The new Biomedical Research Centre in Liverpool, North West England, was officially opened in February by Health Protection Agency chairman Sir William Stewart. The institution, which has received funding from the Northwest Regional Development Agency and the National Institute for Health Research, will investigate chest infections, sexual health, antimicrobial drugs and hospital infections. Among other research areas, it will look into HIV treatment and how patients build up resistance to certain drugs.

Over 200 jobs will be created in Greater Manchester, North West England following an investment by sports company Umbro, part of the US-owned Nike group. Umbro will move to larger premises on Cheadle Royal Business Park in Stockport, creating 220 jobs and safeguarding over 200 more positions. Umbro was founded in 1924 and supplies the official England football strip, as well as those for Everton and Rangers football clubs. Its products are sold in more than 90 countries around the world.

US pharmaceuticals giant Schering-Plough is investing more than $29 million in a research centre in Scotland, providing a huge boost to the country’s bioscience sector. The investment forms part of a wider R&D initiative under which the company will invest around $58 million in its three facilities: half of it at the former Organon Biosciences plant in Newhouse, Lanarkshire, with the rest being shared between two other bases in the Netherlands and the US. The Newhouse investment, which is supported by a $5.95 million grant from the Scottish Government, will secure the long-term future of the company in Scotland. It is intended for use in early drug discovery technologies and will underpin the company’s global R&D activities. The Schering-Plough Research Institute’s senior vice-president for discovery research, Ismail Kola, commented: “With the Organon Biosciences acquisition in November 2007, Schering-Plough is creating a stronger combined company with increased R&D capabilities. The company has a long-term commitment to its research activities in Scotland and recognises the important contribution our colleagues make. Our Newhouse facility is now our core site for research in the central nervous system with a focus on analgesia and psychiatry. At Newhouse we also do research in cardiovascular and metabolic diseases.”

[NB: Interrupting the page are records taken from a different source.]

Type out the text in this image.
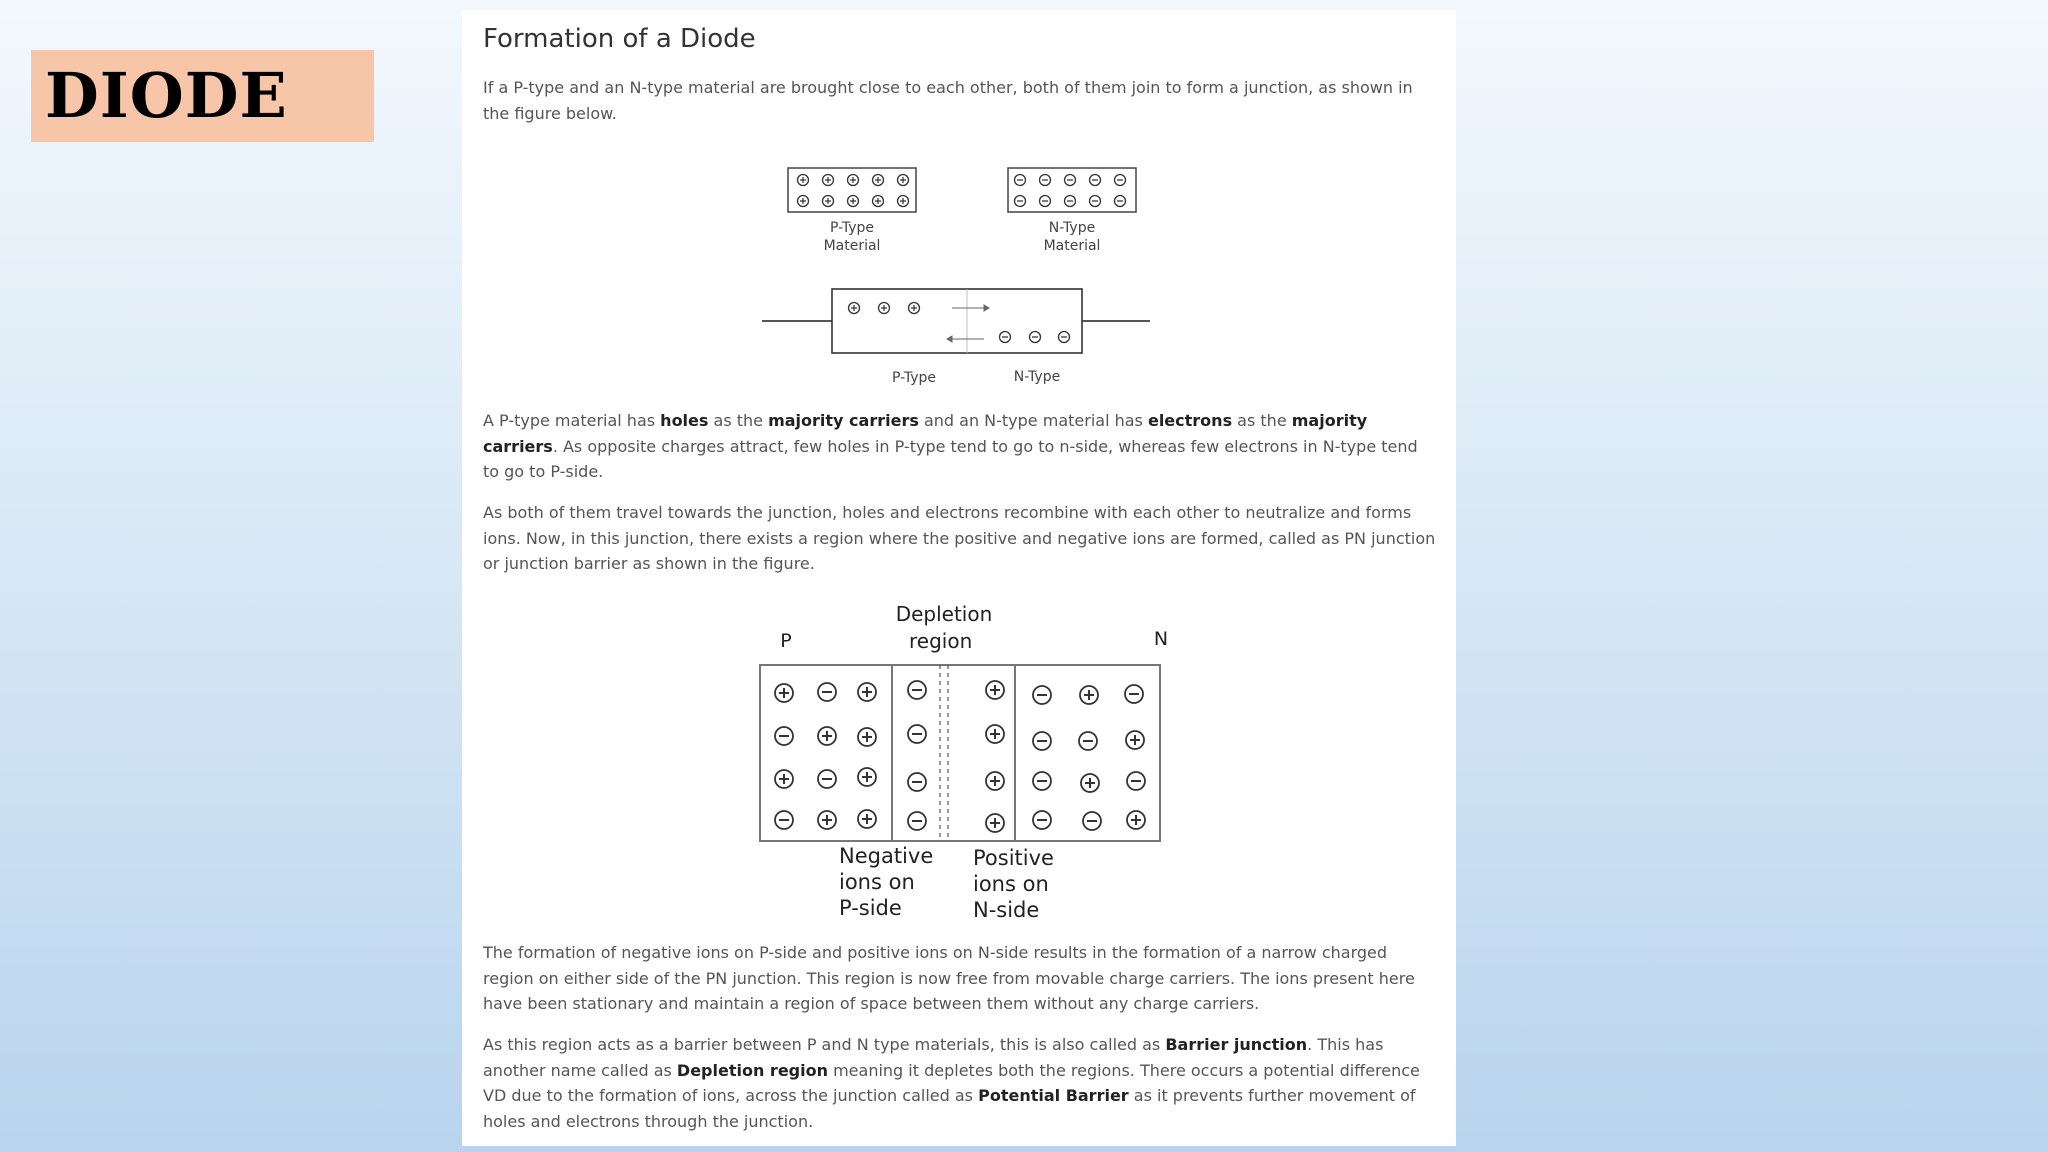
DIODE
Formation of a Diode

If a P-type and an N-type material are brought close to each other, both of them join to form a junction, as shown in the figure below.

P-Type
Material
N-Type
Material
P-Type	N-Type

A P-type material has holes as the majority carriers and an N-type material has electrons as the majority carriers. As opposite charges attract, few holes in P-type tend to go to n-side, whereas few electrons in N-type tend to go to P-side.

As both of them travel towards the junction, holes and electrons recombine with each other to neutralize and forms ions. Now, in this junction, there exists a region where the positive and negative ions are formed, called as PN junction or junction barrier as shown in the figure.

P	N
Depletion
region
Negative
ions on
P-side
Positive
ions on
N-side

The formation of negative ions on P-side and positive ions on N-side results in the formation of a narrow charged region on either side of the PN junction. This region is now free from movable charge carriers. The ions present here have been stationary and maintain a region of space between them without any charge carriers.

As this region acts as a barrier between P and N type materials, this is also called as Barrier junction. This has another name called as Depletion region meaning it depletes both the regions. There occurs a potential difference VD due to the formation of ions, across the junction called as Potential Barrier as it prevents further movement of holes and electrons through the junction.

The Schering-Plough announcement was made at the Scottish Enterprise Life Sciences annual dinner, held in February, which was attended by more than 700 representatives from the life sciences community in Scotland and worldwide. The winners of this year’s Scottish Enterprise Life Sciences Awards were also announced at the event. Glasgow-based firm Bio Outsource picked up the award for Most Promising New Life Sciences company, while Edinburgh-based Charles River was honoured for the Leading Contribution to Life Sciences in Scotland by a company. Professor Sir Philip Cohen picked up the award for Leading Contribution to Life Sciences in Scotland by an individual for his role as director of the Medical Research Council Protein Phosphorylation Unit and Royal Society Research Professor at the University of Dundee. Dr Alastair Cozens of NHS Grampian won the Scottish Health Innovations Ltd (SHIL) Award for Best Innovation originating from NHS Scotland.